Member of the National Assembly of Pakistan
- In office 13 August 2018 – 17 January 2023
- Constituency: NA-26 (Nowshera-II)
- In office 23 September 2013 – 31 May 2018
- Constituency: NA-5 (Nowshera-I)

Personal details
- Born: Nowshera, Khyber Pakhtunkhwa, Pakistan
- Party: JUI (F) (2025-present)
- Other political affiliations: PTI-P (2023-2025) PTI (2013-2023)
- Relatives: Pervez Khattak (father-in-law and uncle) Liaquat Khan Khattak (uncle)

= Imran Khattak =

Pakistani politician

Imran Khattak is a Pakistani politician who had been a member of the National Assembly of Pakistan, from August 2018 till January 2023. Previously he was a member of the National Assembly from September 2013 to May 2018.

==Family==
Khattak is son in law and nephew of Pervez Khattak. He has one daughter named Hamail Khattak who is doing Bar at Law in the United Kingdom.

==Political career==
Khattak was elected to the National Assembly of Pakistan as a candidate of Pakistan Tehreek-e-Insaf (PTI) from Constituency NA-5 (Nowshera-I) in by-elections held in August 2013. He received 48,043 votes and defeated Daud Khattak, a candidate of Pakistan Peoples Party.

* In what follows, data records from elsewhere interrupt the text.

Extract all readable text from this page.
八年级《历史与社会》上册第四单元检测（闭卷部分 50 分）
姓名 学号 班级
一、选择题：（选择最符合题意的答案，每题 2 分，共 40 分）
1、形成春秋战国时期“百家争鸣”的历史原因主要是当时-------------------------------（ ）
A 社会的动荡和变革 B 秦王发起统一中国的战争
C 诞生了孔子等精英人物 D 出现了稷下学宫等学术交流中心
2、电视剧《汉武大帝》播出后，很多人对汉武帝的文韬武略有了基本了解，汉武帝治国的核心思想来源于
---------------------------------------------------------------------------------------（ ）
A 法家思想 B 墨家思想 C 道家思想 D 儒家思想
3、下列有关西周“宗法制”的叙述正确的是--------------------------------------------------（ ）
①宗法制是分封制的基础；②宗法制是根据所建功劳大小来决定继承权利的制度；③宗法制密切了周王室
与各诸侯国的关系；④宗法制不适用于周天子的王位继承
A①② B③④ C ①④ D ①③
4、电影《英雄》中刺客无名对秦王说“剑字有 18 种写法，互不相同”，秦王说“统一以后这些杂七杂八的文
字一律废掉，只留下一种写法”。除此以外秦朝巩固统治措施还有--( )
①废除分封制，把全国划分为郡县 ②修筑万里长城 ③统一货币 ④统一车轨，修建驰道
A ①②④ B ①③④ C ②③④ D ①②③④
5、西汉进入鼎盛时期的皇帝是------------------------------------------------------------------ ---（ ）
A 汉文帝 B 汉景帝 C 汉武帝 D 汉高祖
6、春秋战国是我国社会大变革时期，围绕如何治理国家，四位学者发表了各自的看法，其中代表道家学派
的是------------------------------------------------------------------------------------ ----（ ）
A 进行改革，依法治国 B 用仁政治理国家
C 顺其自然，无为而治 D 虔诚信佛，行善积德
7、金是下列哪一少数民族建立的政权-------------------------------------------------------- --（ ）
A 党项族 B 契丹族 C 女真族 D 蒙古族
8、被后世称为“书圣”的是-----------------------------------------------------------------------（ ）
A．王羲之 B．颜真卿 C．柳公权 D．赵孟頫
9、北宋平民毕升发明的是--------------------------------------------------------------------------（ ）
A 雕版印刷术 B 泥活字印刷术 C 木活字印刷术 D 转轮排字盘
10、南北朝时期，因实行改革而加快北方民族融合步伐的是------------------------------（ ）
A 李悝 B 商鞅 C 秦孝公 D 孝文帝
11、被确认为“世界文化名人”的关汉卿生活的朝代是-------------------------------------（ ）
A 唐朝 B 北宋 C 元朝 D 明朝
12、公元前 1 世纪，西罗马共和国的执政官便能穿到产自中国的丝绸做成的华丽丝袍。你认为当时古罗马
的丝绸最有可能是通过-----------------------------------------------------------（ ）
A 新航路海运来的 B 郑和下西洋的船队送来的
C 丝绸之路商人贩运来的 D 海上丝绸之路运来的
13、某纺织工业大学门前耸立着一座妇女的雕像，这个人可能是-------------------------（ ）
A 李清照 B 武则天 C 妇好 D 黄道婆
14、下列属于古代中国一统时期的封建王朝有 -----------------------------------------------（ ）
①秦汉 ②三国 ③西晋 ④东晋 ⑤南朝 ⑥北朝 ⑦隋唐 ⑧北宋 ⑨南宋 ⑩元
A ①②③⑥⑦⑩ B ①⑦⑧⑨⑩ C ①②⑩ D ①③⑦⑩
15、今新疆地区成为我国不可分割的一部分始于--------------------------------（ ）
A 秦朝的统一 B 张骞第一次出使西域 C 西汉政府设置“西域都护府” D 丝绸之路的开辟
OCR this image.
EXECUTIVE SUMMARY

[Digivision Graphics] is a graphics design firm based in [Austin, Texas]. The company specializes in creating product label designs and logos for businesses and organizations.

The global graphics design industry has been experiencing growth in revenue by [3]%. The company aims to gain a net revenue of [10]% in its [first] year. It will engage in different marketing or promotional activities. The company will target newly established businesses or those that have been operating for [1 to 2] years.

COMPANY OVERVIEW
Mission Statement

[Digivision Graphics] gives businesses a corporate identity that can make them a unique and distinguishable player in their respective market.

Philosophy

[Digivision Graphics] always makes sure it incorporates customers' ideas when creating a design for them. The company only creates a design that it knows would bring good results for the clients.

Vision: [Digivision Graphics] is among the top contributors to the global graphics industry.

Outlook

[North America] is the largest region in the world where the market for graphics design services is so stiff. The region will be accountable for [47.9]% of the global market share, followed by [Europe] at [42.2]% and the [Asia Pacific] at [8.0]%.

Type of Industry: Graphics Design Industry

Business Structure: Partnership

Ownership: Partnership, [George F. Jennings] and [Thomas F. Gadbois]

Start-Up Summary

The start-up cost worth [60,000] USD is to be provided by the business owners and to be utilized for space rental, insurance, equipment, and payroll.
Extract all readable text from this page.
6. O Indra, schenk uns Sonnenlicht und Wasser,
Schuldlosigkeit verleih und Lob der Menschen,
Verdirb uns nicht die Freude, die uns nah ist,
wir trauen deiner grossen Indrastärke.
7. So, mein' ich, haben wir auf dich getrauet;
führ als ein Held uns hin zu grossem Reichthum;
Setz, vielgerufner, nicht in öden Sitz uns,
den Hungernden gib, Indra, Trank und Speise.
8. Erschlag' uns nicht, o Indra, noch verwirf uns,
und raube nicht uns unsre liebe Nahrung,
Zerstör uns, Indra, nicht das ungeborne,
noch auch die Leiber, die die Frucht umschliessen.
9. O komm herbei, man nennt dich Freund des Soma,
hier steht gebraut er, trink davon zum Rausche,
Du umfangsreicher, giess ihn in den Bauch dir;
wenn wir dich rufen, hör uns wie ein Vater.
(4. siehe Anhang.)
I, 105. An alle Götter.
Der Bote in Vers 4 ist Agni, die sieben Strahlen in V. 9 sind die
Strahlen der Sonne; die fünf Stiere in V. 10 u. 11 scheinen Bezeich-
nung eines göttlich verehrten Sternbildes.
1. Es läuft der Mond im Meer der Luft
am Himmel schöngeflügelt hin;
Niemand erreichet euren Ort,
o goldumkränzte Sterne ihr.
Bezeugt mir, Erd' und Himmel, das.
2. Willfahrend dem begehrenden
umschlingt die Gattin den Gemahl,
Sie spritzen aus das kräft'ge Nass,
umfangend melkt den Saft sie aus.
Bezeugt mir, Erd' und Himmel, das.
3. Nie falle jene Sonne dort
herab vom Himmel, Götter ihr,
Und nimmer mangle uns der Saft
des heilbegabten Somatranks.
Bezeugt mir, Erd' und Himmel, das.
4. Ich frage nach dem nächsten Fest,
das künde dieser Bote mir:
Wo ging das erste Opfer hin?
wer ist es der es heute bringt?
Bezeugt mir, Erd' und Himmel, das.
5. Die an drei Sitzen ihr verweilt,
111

The seat fell vacant after his father in law Pervez Khattak chose to retain his seat in the Provincial Assembly of Khyber Pakhtunkhwa that he had won in the 2013 Pakistani general election. Reportedly, Khattak was allotted the PTI ticket to run in the by-election despite concerns within the party.

He was re-elected to the National Assembly as a candidate of PTI from Constituency NA-26 (Nowshera-II) in the 2018 Pakistani general election.